Et si les Frères de Sang revenaient pour mettre leur terrible vengeance à exécution ?
En 2016, ce premier tome des Mystères de Larispem a été le lauréat de la deuxième édition du Concours du Premier Roman organisé par Gallimard-Jeunesse (avec Télérama et RTL). Un prix parfaitement mérité, tant Lucie Pierrat-Pajot, pour son premier livre, fait preuve d’ambition, d’audace et d’originalité, le tout couplé à un sens du suspense et du mystère remarquable.
L’audace, c’est de partir d’une page d’Histoire de France à la fois tragique et souvent méconnue, notamment des jeunes lecteurs, faute d’être bien enseignée (voire enseignée tout court) lorsqu’on étudie le XIXème siècle. Cette page d’Histoire, c’est la Commune de Paris, un soulèvement du peuple de la capitale qui, en 1871, fut très violemment réprimé par le gouvernement alors établi à Versailles.

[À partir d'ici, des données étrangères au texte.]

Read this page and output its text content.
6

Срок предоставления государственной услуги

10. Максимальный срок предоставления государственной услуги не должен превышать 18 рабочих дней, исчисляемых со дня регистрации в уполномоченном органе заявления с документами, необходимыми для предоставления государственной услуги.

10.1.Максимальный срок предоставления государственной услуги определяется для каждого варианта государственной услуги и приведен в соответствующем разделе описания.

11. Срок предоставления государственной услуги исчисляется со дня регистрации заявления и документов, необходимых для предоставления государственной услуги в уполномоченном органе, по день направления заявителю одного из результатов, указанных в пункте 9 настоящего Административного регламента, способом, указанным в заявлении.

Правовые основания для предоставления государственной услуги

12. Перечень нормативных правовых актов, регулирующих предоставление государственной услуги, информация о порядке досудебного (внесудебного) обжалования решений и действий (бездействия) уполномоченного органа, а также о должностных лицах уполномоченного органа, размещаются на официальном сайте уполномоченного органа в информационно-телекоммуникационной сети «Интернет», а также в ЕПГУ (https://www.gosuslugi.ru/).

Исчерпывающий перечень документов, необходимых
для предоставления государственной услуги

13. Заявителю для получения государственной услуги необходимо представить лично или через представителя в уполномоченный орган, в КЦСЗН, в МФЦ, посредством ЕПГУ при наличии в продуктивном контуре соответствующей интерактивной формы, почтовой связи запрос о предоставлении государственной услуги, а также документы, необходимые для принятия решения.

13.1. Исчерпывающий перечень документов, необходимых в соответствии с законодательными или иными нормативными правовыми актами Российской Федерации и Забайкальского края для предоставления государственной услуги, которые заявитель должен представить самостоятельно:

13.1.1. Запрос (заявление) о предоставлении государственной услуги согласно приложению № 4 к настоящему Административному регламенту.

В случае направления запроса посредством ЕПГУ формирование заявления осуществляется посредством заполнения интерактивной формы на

De ce point de départ, Lucie Pierrat-Pajot prend le parti de créer une uchronie en osant imaginer une issue plus heureuse : une victoire des insurgés parisiens, grâce à laquelle Paris s’affranchit du reste de la France et devient Larispem, une Cité-État qui devient, en moins de trente ans, une sorte de cité idéale, tentative d’utopie sociale et politique à la pointe du progrès technologique.
L’originalité, c’est de faire de Larispem une fabuleuse ville steampunk, où l’on croise des dirigeables, un tram aérien vertigineux, des véhicules dotés de systèmes de propulsion révolutionnaires, de superbes tours d’acier et de verre, et tout un tas de machines diverses et variées.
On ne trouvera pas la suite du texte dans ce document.